Chapter 3
Is It All Just Institutions?
Can institutions explain why some parts of the world became rich and others did not? Did the political, legal, economic, and religious landscape of historical societies shape economic incentives in such a way that prosperity ensued in some places but not others?
Many of a society's political, legal, religious, and economic features are enmeshed in its institutions. In this chapter, we examine the literature on institutions. We begin by explaining what institutions are and why they impact economic development. We then show why different institutions in different parts of the world have placed societies on different economic trajectories.
For Douglass North, institutions are the rules of the game. North’s thinking about institutions evolved over the course of his career. Initially, North and Thomas (1973) supposed that institutions had a tendency to evolve towards efficiency. Over time, inefficient institutions would be weeded out and more efficient institutions would be promoted in the same manner as market competition weeds out less efficient firms in favor of their more efficient competitors.
Later, North (1981) came to the view that there is no process analogous to the competitive market process to "select" the most efficient institutions. The incentives in the political sphere differ from those in the marketplace. Hence, inefficient institutions can persist for decades or even centuries. Such inefficient institutions can be a source of lasting poverty. They may even be a leading cause of why some countries are rich and others are poor. Building on North’s insights, Greif (2006) developed an alternative definition of institutions. His framework incorporates the critical role cultural beliefs play in enforcing, and indeed constituting, institutions. Using these definitions, this chapter lays out how economists, political scientists, and historical sociologists have understood the role that institutions have played in shaping economic development in various societies.
For instance, one key component of institutions is the degree to which they permit economic freedom. The more economic freedom a society has, the more individuals are free to allocate their resources as they see fit. Economic freedom is closely associated with the rule of law. The figure at the top of this page shows the correlation between the rule of law and per capita GDP. While such correlations should not be taken as causal on face value, there is a large body of research suggesting that this is indeed a causal relationship.
Secure property rights are central to economic freedom. Secure property rights ensure that individuals earn a return on their investments. Property rights are also related to the rule of law. Where people have confidence that the government will enforce contracts and property rights, more economic transactions are likely to occur. However, the rule of law varies immensely across the world, as shown in the figure below. Is this one reason why some countries are wealthy and others are not?
Legal systems also vary tremendously across societies. Many small-scale societies rely on informal and decentralized legal systems based around ostracism and feuding. These legal systems differ considerably from those of large-scale agrarian states, let alone highly commercialized, market-oriented societies.
Many scholars have argued that the rule of law played a critical role in the rise of Western Europe. It provided a check on the power of government, guaranteed each individual their own private sphere of non-interference, and offered a platform of institutional stability conducive to long-run economic growth. The question is: where does the rule of law come from? This is an important question if we want to understand how some parts of the world became rich.
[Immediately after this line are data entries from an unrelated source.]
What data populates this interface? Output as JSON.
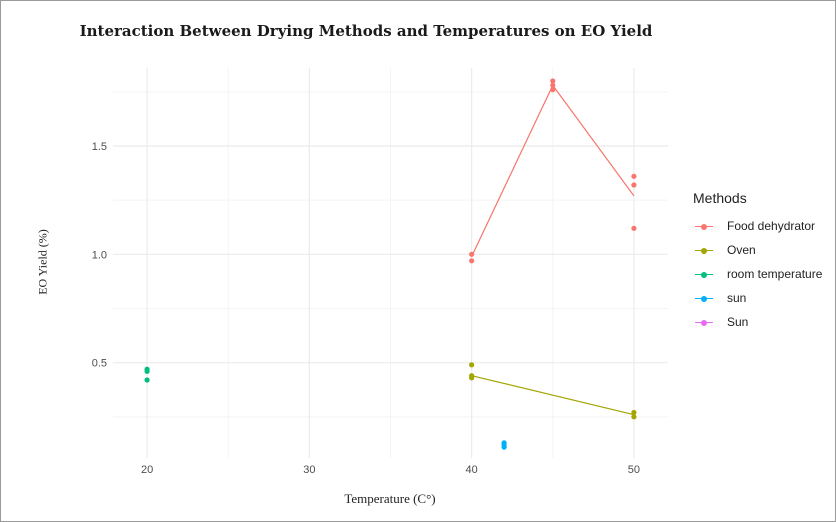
{
  "chart_data": {
    "type": "line",
    "title": "Interaction Between Drying Methods and Temperatures on EO Yield",
    "xlabel": "Temperature (C°)",
    "ylabel": "EO Yield (%)",
    "xlim": [
      17.9,
      52.1
    ],
    "ylim": [
      0.06,
      1.86
    ],
    "x_ticks": [
      20,
      30,
      40,
      50
    ],
    "y_ticks": [
      0.5,
      1.0,
      1.5
    ],
    "x_tick_labels": [
      "20",
      "30",
      "40",
      "50"
    ],
    "y_tick_labels": [
      "0.5",
      "1.0",
      "1.5"
    ],
    "grid": true,
    "legend_title": "Methods",
    "legend_position": "right",
    "series": [
      {
        "name": "Food dehydrator",
        "color": "#f8766d",
        "line": [
          [
            40,
            0.99
          ],
          [
            45,
            1.78
          ],
          [
            50,
            1.27
          ]
        ],
        "points": [
          [
            40,
            1.0
          ],
          [
            40,
            0.97
          ],
          [
            45,
            1.8
          ],
          [
            45,
            1.78
          ],
          [
            45,
            1.76
          ],
          [
            50,
            1.36
          ],
          [
            50,
            1.32
          ],
          [
            50,
            1.12
          ]
        ]
      },
      {
        "name": "Oven",
        "color": "#a3a500",
        "line": [
          [
            40,
            0.44
          ],
          [
            50,
            0.26
          ]
        ],
        "points": [
          [
            40,
            0.49
          ],
          [
            40,
            0.44
          ],
          [
            40,
            0.43
          ],
          [
            50,
            0.27
          ],
          [
            50,
            0.25
          ]
        ]
      },
      {
        "name": "room temperature",
        "color": "#00bf7d",
        "line": [],
        "points": [
          [
            20,
            0.47
          ],
          [
            20,
            0.46
          ],
          [
            20,
            0.42
          ]
        ]
      },
      {
        "name": "sun",
        "color": "#00b0f6",
        "line": [],
        "points": [
          [
            42,
            0.13
          ],
          [
            42,
            0.12
          ],
          [
            42,
            0.11
          ]
        ]
      },
      {
        "name": "Sun",
        "color": "#e76bf3",
        "line": [],
        "points": []
      }
    ]
  }
}
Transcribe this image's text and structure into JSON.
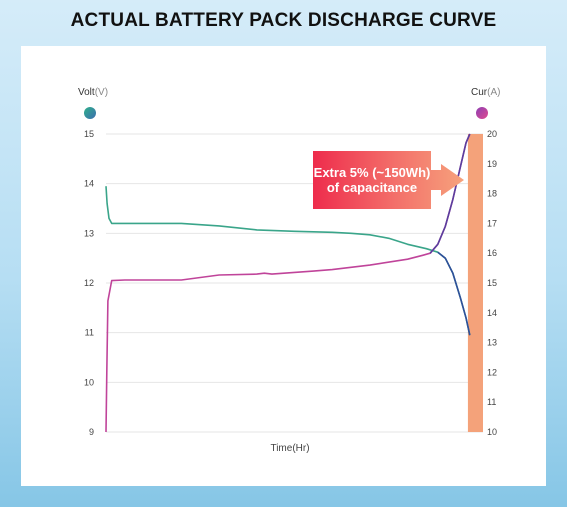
{
  "title": "ACTUAL BATTERY PACK DISCHARGE CURVE",
  "left_axis": {
    "name": "Volt",
    "unit": "(V)",
    "color": "#3aa58a"
  },
  "right_axis": {
    "name": "Cur",
    "unit": "(A)",
    "color": "#c0449a"
  },
  "callout": {
    "text": "Extra 5% (~150Wh) of capacitance"
  },
  "chart_data": {
    "type": "line",
    "title": "ACTUAL BATTERY PACK DISCHARGE CURVE",
    "xlabel": "Time(Hr)",
    "ylabel": "Volt(V)",
    "y2label": "Cur(A)",
    "ylim": [
      9,
      15
    ],
    "y2lim": [
      10,
      20
    ],
    "xlim": [
      0,
      100
    ],
    "y_ticks": [
      9,
      10,
      11,
      12,
      13,
      14,
      15
    ],
    "y2_ticks": [
      10,
      11,
      12,
      13,
      14,
      15,
      16,
      17,
      18,
      19,
      20
    ],
    "grid": true,
    "highlight": {
      "x_from": 96,
      "x_to": 100,
      "color": "#f4a27a"
    },
    "series": [
      {
        "name": "Volt",
        "axis": "left",
        "color": "#3aa58a",
        "points": [
          [
            0,
            13.95
          ],
          [
            0.3,
            13.6
          ],
          [
            0.8,
            13.3
          ],
          [
            1.5,
            13.2
          ],
          [
            10,
            13.2
          ],
          [
            20,
            13.2
          ],
          [
            30,
            13.15
          ],
          [
            40,
            13.07
          ],
          [
            50,
            13.04
          ],
          [
            60,
            13.02
          ],
          [
            65,
            13.0
          ],
          [
            70,
            12.97
          ],
          [
            75,
            12.9
          ],
          [
            80,
            12.78
          ],
          [
            85,
            12.69
          ],
          [
            88,
            12.62
          ],
          [
            90,
            12.5
          ],
          [
            92,
            12.2
          ],
          [
            94,
            11.7
          ],
          [
            95.5,
            11.3
          ],
          [
            96.5,
            10.95
          ]
        ]
      },
      {
        "name": "Cur",
        "axis": "right",
        "color": "#c0449a",
        "points": [
          [
            0,
            10.0
          ],
          [
            0.2,
            12.0
          ],
          [
            0.5,
            14.4
          ],
          [
            1.5,
            15.08
          ],
          [
            5,
            15.1
          ],
          [
            20,
            15.1
          ],
          [
            30,
            15.27
          ],
          [
            40,
            15.3
          ],
          [
            42,
            15.33
          ],
          [
            44,
            15.3
          ],
          [
            55,
            15.4
          ],
          [
            60,
            15.45
          ],
          [
            70,
            15.6
          ],
          [
            80,
            15.8
          ],
          [
            84,
            15.93
          ],
          [
            86,
            16.0
          ],
          [
            88,
            16.3
          ],
          [
            90,
            16.9
          ],
          [
            92,
            17.8
          ],
          [
            94,
            18.9
          ],
          [
            95.5,
            19.7
          ],
          [
            96.5,
            20.0
          ]
        ]
      }
    ]
  }
}
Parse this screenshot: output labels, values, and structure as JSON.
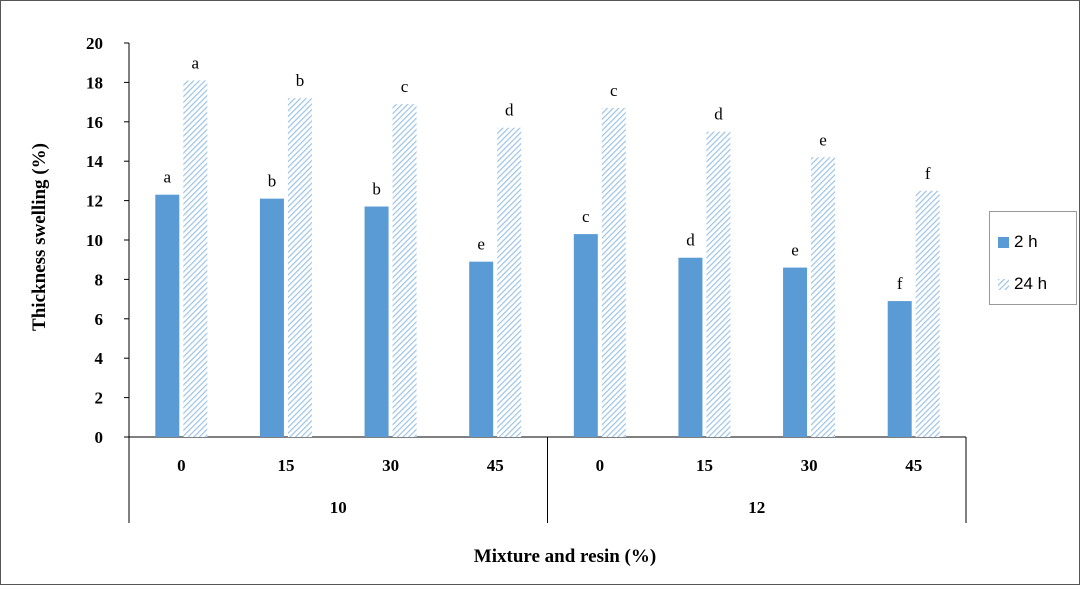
{
  "chart_data": {
    "type": "bar",
    "ylabel": "Thickness swelling (%)",
    "xlabel": "Mixture and resin (%)",
    "ylim": [
      0,
      20
    ],
    "yticks": [
      "0",
      "2",
      "4",
      "6",
      "8",
      "10",
      "12",
      "14",
      "16",
      "18",
      "20"
    ],
    "groups": [
      {
        "label": "10",
        "categories": [
          "0",
          "15",
          "30",
          "45"
        ]
      },
      {
        "label": "12",
        "categories": [
          "0",
          "15",
          "30",
          "45"
        ]
      }
    ],
    "categories": [
      "0",
      "15",
      "30",
      "45",
      "0",
      "15",
      "30",
      "45"
    ],
    "series": [
      {
        "name": "2 h",
        "color": "#5B9BD5",
        "pattern": "solid",
        "values": [
          12.3,
          12.1,
          11.7,
          8.9,
          10.3,
          9.1,
          8.6,
          6.9
        ],
        "letters": [
          "a",
          "b",
          "b",
          "e",
          "c",
          "d",
          "e",
          "f"
        ]
      },
      {
        "name": "24 h",
        "color": "#9DC3E6",
        "pattern": "hatched",
        "values": [
          18.1,
          17.2,
          16.9,
          15.7,
          16.7,
          15.5,
          14.2,
          12.5
        ],
        "letters": [
          "a",
          "b",
          "c",
          "d",
          "c",
          "d",
          "e",
          "f"
        ]
      }
    ],
    "grid": false,
    "legend_position": "right"
  }
}
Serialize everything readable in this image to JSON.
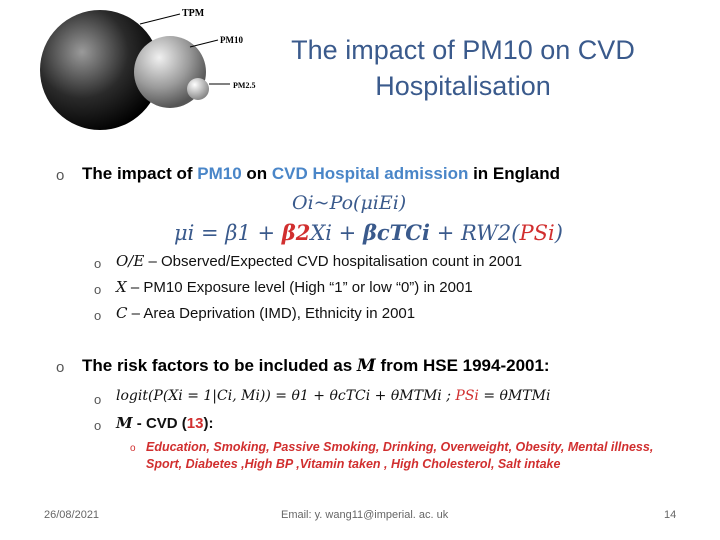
{
  "slide": {
    "title_line1": "The impact of  PM10 on CVD",
    "title_line2": "Hospitalisation",
    "logo_labels": {
      "tpm": "TPM",
      "pm10": "PM10",
      "pm25": "PM2.5"
    },
    "section1": {
      "prefix": "The impact of ",
      "pm10": "PM10",
      "on": " on ",
      "cvd": "CVD Hospital admission",
      "suffix": " in England",
      "eq1": "Oi~Po(μiEi)",
      "eq2_a": "μi = β1 + ",
      "eq2_b": "β2",
      "eq2_c": "Xi + ",
      "eq2_d": "βcTCi",
      "eq2_e": " + RW2(",
      "eq2_f": "PSi",
      "eq2_g": ")",
      "items": [
        {
          "sym": "O/E",
          "text": " – Observed/Expected CVD hospitalisation count in 2001"
        },
        {
          "sym": "X",
          "text": " – PM10 Exposure level (High “1” or low “0”) in 2001"
        },
        {
          "sym": "C",
          "text": " – Area Deprivation (IMD), Ethnicity in 2001"
        }
      ]
    },
    "section2": {
      "prefix": "The risk factors to be included as ",
      "sym": "M",
      "suffix": " from HSE 1994-2001:",
      "formula_a": "logit(P(Xi = 1|Ci, Mi)) = θ1 + θcTCi + θMTMi ;",
      "formula_b": "PSi",
      "formula_c": " = θMTMi",
      "m_label_a": "M",
      "m_label_b": " - CVD (",
      "m_label_c": "13",
      "m_label_d": "):",
      "factors_line1": "Education, Smoking, Passive Smoking, Drinking, Overweight, Obesity, Mental illness,",
      "factors_line2": "Sport, Diabetes ,High BP ,Vitamin taken , High Cholesterol,  Salt intake"
    },
    "footer": {
      "date": "26/08/2021",
      "email": "Email: y. wang11@imperial. ac. uk",
      "page": "14"
    }
  }
}
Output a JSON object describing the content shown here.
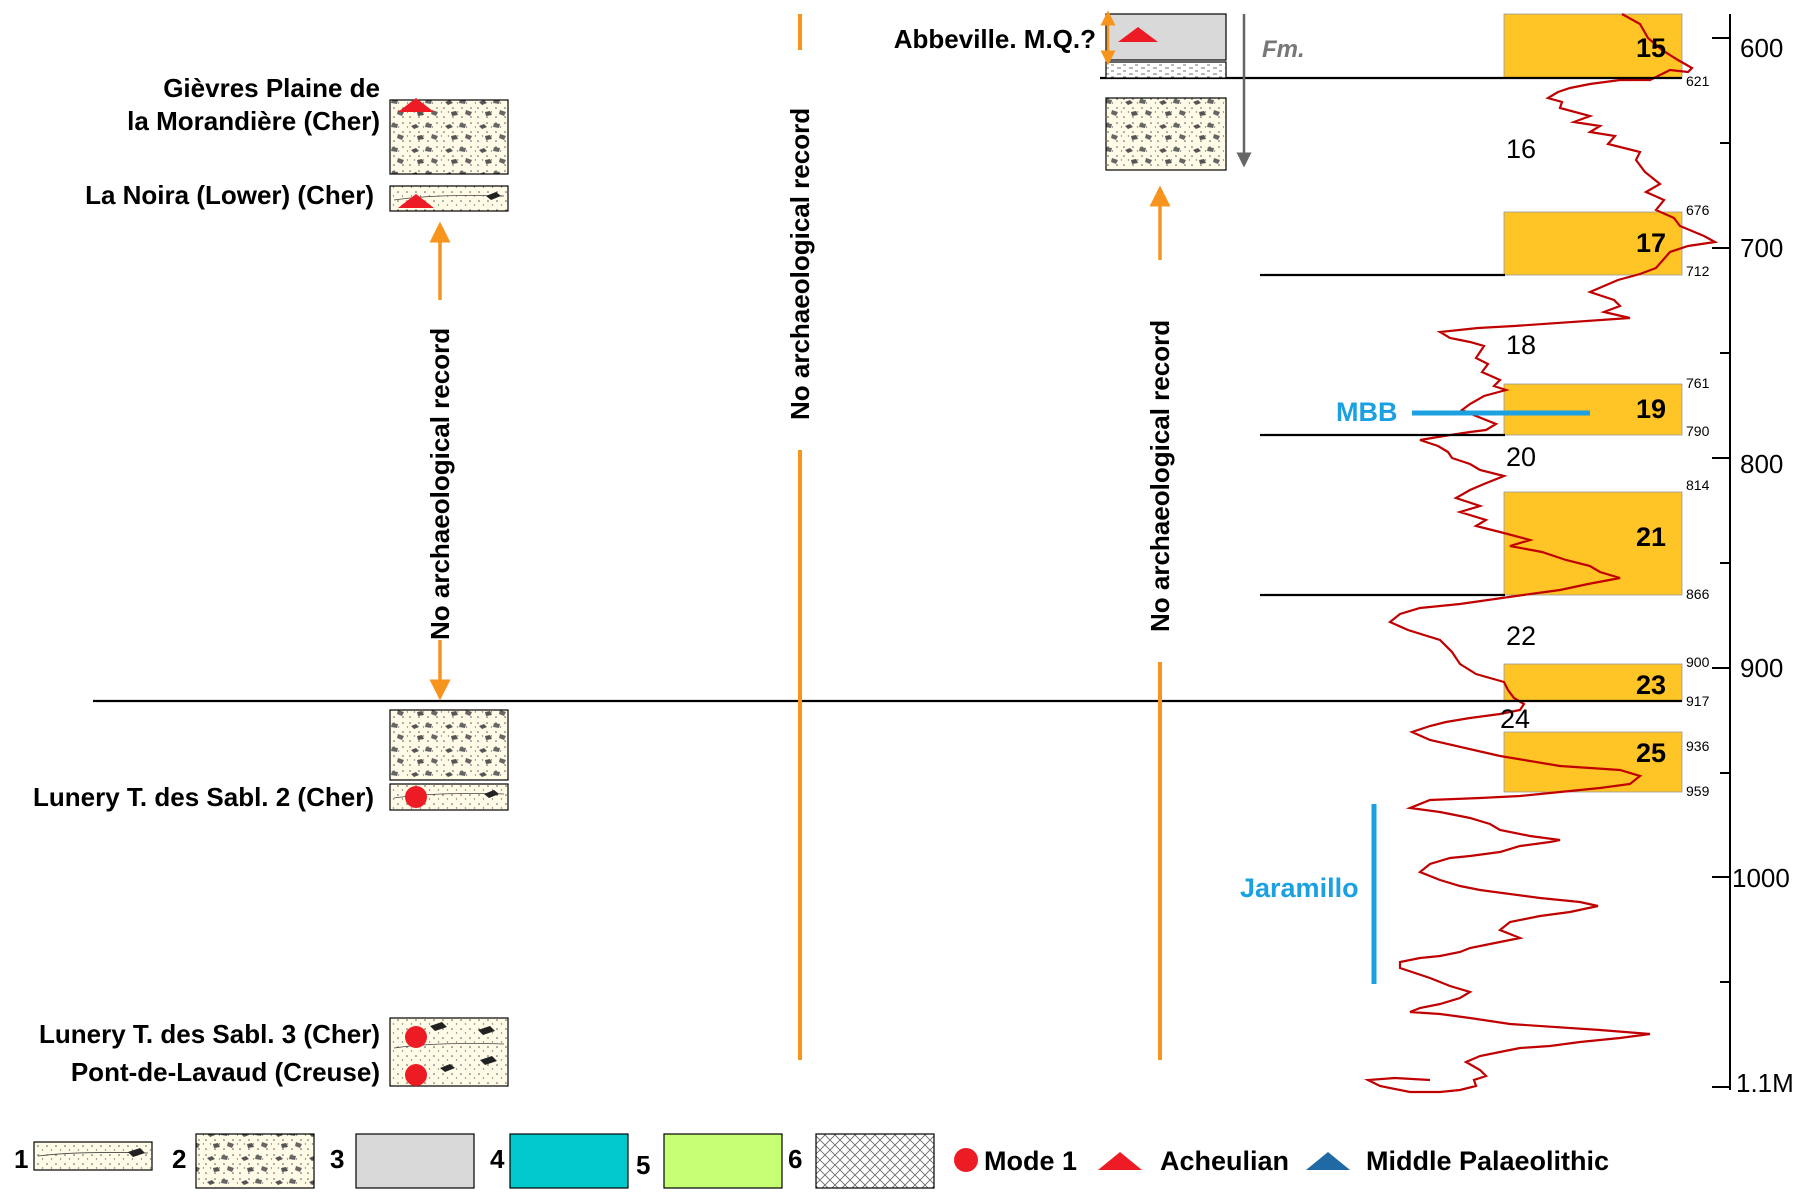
{
  "sites": {
    "gievres_line1": "Gièvres Plaine de",
    "gievres_line2": "la Morandière (Cher)",
    "la_noira": "La Noira (Lower) (Cher)",
    "lunery2": "Lunery T. des Sabl. 2 (Cher)",
    "lunery3": "Lunery T. des Sabl. 3 (Cher)",
    "pont_de_lavaud": "Pont-de-Lavaud (Creuse)",
    "abbeville": "Abbeville. M.Q.?",
    "fm": "Fm."
  },
  "no_record_label": "No archaeological record",
  "mis_labels": {
    "s15": "15",
    "s16": "16",
    "s17": "17",
    "s18": "18",
    "s19": "19",
    "s20": "20",
    "s21": "21",
    "s22": "22",
    "s23": "23",
    "s24": "24",
    "s25": "25"
  },
  "boundaries": {
    "b621": "621",
    "b676": "676",
    "b712": "712",
    "b761": "761",
    "b790": "790",
    "b814": "814",
    "b866": "866",
    "b900": "900",
    "b917": "917",
    "b936": "936",
    "b959": "959"
  },
  "age_axis": {
    "a600": "600",
    "a700": "700",
    "a800": "800",
    "a900": "900",
    "a1000": "1000",
    "a1100": "1.1M"
  },
  "events": {
    "mbb": "MBB",
    "jaramillo": "Jaramillo"
  },
  "legend": {
    "n1": "1",
    "n2": "2",
    "n3": "3",
    "n4": "4",
    "n5": "5",
    "n6": "6",
    "mode1": "Mode 1",
    "acheulian": "Acheulian",
    "middle_palaeolithic": "Middle Palaeolithic"
  },
  "colors": {
    "orange": "#F7941D",
    "red": "#ED1C24",
    "gold": "#FFC425",
    "blue": "#1BA1E2",
    "dark_blue": "#1F6AA5",
    "cyan_fill": "#00C8CC",
    "green_fill": "#C6FF73",
    "grey_fill": "#D9D9D9",
    "sand_fill": "#FFFBE6",
    "curve": "#C00000"
  }
}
To give one example, an influential literature has emerged in the last few decades that attempts to understand the consequences of the legal origins of a society's legal system. La Porta, de Silanes, Shleifer, and Vishny (1998) argued that the English common law tradition is associated with better protection of property rights, less onerous regulations, and a more favorable environment for markets than systems based on Roman Law (such as the French or German legal systems). In particular, La Porta et al. argued that protection for investors was systematically stronger in common law countries.
While there has been some push back against this thesis, it is clear that the type of law that countries have is one of the important relics of the colonial era. Countries that were colonized by Europeans – which, as we will see in Chapter 6, was much of the world – tended to get their legal institutions (see the figure below).
There are many other types of institutions which affected historical economic growth. Perhaps most importantly, political institutions shape how we act. The state generally has something close to a monopoly on violence. It can therefore use force – or the threat of it – to incentivize people to act in certain ways.
Political institutions vary widely. This variation is one of the leading causes – and consequences – of differences in economic development. Social scientists have come up with numerous ways to measure these institutions, allowing us to compare them over space and time. One of the most widely used metrics, the polity score index (Marshall and Elzinga-Marshall, 2017), measures countries on a range from absolute autocracy to absolute democracy (see the figure below). These data track well with economic development.
After discussing the various reasons why institutions matter, this chapter proceeds to discuss specific historical periods in which institutional developments played a key role in a society's long-run economic trajectory. These include economic and financial institutions that emerged during Europe's "Commercial Revolution" (c. 1000-1300), medieval European guilds, the rise of parliaments and limited governance, the growth of European fiscal capacity (the ability to collect taxation) in the medieval and early modern periods, and the role that war played in developing states.
Equally important is understanding why institutional developments differed in other parts of the world, as well as within Europe. As we will see in later chapters, institutional developments cannot be understood in a silo. They are contingent on societal features such as culture, geography, and colonial legacy. Considered together, these features played a central role in how the world became rich.